To aid pervasive adoption and derive benefits, it is proposed that a UCaaS/DWaaS Centric Mission Mode Initiative be created under DoT 5G taskforce, with active collaboration and participation from MEITY, Niti Aayog, and Ministries of Industry, Commerce, MSME and Skill Development – to boost our overall economic productivity and growth. This should be actively linked to the G20 Tech Innovation Taskforce being led by India. Furthermore, we recommend that the Digital MSME Initiative be revived and funded adequately to include UCaaS/ DWaaS elements and provide subsidies/grants to MSMEs to re-skill and re-tool themselves.
To embrace this next critical generation of technology and national/global outlook of productivity, better work-life balance, happiness, and well-being.”
Additionally, in terms of regulatory levies, brands are expecting that license fee may be brought down from 3% to 1% to cover only administrative costs.

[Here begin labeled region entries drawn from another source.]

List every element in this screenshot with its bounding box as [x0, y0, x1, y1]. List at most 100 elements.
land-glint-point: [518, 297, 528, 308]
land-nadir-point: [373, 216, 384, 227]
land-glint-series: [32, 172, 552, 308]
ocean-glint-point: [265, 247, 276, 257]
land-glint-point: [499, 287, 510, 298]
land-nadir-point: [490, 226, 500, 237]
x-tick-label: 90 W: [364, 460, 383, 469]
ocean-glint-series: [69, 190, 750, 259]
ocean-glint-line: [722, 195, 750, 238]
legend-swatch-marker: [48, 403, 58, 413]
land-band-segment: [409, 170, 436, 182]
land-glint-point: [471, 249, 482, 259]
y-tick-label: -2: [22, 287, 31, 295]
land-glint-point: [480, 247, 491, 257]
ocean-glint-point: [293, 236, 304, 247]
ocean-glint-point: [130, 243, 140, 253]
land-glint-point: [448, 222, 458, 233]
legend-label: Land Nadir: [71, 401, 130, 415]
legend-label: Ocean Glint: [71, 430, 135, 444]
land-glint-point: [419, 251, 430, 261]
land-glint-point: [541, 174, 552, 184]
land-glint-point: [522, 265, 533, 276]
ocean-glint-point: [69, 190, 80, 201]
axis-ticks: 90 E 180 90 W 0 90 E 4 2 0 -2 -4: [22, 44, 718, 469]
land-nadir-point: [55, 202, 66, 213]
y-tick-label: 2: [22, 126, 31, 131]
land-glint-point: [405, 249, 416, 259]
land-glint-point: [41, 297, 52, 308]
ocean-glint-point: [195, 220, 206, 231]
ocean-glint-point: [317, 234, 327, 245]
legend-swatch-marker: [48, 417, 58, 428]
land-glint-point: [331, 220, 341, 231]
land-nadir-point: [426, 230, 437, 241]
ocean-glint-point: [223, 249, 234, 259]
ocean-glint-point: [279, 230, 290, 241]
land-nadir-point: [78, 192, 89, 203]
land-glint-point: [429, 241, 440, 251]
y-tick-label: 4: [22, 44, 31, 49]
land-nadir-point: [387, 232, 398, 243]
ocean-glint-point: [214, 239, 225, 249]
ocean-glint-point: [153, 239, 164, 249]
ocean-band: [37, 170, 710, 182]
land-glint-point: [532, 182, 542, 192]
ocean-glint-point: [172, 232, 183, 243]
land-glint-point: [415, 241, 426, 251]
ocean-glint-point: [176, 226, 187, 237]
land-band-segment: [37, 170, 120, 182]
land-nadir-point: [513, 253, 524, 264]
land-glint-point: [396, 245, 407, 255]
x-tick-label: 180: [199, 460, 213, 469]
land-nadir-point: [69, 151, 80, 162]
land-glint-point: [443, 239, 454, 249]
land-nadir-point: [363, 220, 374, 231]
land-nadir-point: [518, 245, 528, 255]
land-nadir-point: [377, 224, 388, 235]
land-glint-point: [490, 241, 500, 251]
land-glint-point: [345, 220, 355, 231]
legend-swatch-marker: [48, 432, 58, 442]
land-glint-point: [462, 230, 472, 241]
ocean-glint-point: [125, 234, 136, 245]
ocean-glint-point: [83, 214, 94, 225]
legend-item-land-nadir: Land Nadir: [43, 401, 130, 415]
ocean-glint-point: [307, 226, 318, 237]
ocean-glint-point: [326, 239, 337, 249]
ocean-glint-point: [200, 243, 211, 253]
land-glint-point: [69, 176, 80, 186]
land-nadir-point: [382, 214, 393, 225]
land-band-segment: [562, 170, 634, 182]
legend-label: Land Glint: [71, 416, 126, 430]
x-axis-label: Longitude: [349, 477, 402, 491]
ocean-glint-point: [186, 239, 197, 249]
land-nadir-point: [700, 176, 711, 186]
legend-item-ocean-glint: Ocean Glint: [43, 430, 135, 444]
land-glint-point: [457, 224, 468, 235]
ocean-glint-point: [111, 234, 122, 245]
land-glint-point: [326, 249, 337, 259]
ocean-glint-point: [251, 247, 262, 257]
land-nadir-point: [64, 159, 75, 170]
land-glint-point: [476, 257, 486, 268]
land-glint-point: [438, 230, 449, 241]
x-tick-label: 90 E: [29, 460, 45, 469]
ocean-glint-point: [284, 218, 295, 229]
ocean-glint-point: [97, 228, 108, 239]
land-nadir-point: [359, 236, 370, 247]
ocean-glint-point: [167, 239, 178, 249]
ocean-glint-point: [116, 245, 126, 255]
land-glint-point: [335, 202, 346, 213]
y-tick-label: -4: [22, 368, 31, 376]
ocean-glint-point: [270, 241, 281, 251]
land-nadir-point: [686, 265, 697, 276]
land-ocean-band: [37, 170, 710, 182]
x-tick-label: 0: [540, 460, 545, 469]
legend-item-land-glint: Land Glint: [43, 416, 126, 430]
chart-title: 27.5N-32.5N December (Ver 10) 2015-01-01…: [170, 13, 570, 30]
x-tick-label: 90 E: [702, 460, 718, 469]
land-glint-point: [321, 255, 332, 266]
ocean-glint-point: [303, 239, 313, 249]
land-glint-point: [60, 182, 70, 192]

India has emerged as the third largest start-up ecosystem in the world, after the US and China. Experts believe that between the year 2020 and 2030 will be the “entrepreneurial decade” for the country. Owing to such high interest and investment avenues; it is only fair the budget expectations are on the positive end of the spectrum.
One of the most important expectations of the startups is to increase the GST exemption slab for them from the current 40 lakhs to 10 crores. Furthermore, the sector also expects the government to reduce the minimum alternate tax (MAT) from 15 per cent to 9 per cent.
Commenting on the tax reforms, Mr. Tanuj Gangwani, Co-founder and CFO, Geniemode added, “Given the challenges faced by B2B apparel sourcing and supply chain disruption in 2022, we feel GST and TDS need to be decriminalized to reduce the already rigid and stringent legal framework for business taxes in India. The government should maintain the tax rate on corporations and continue its recent trend of providing certainty in the tax code. The next decade is India’s time to shine, and a friendly budget in 2023 will be what it needs to succeed. After a year of high cotton prices, the industry calls for government aid to help tackle fluctuations in natural fiber. Therefore, we hope the government allocates funds to achieve international status for Indian cotton. We believe the government should also consider a Cotton Price Stabilisation Fund Scheme.
Furthermore, the budget must have provisions for improving export subsidies for exporters. It will ensure that India is not left behind in world trade. Additionally, there is an increasing need for businesses to maintain sustainability in supply chain management, along with the complete automation and implementation of blockchain technology. This will rebalance the disruption caused in the last 3 years. We anticipate that the upcoming Union Budget will address and ease the challenges faced by the industry in the past years.”
With tax relaxations, higher investment opportunities and development across sectors being the centre for the budget expectations this year; companies surely are looking towards reforms that will aid them in expansion of business models and an upward growth trajectory.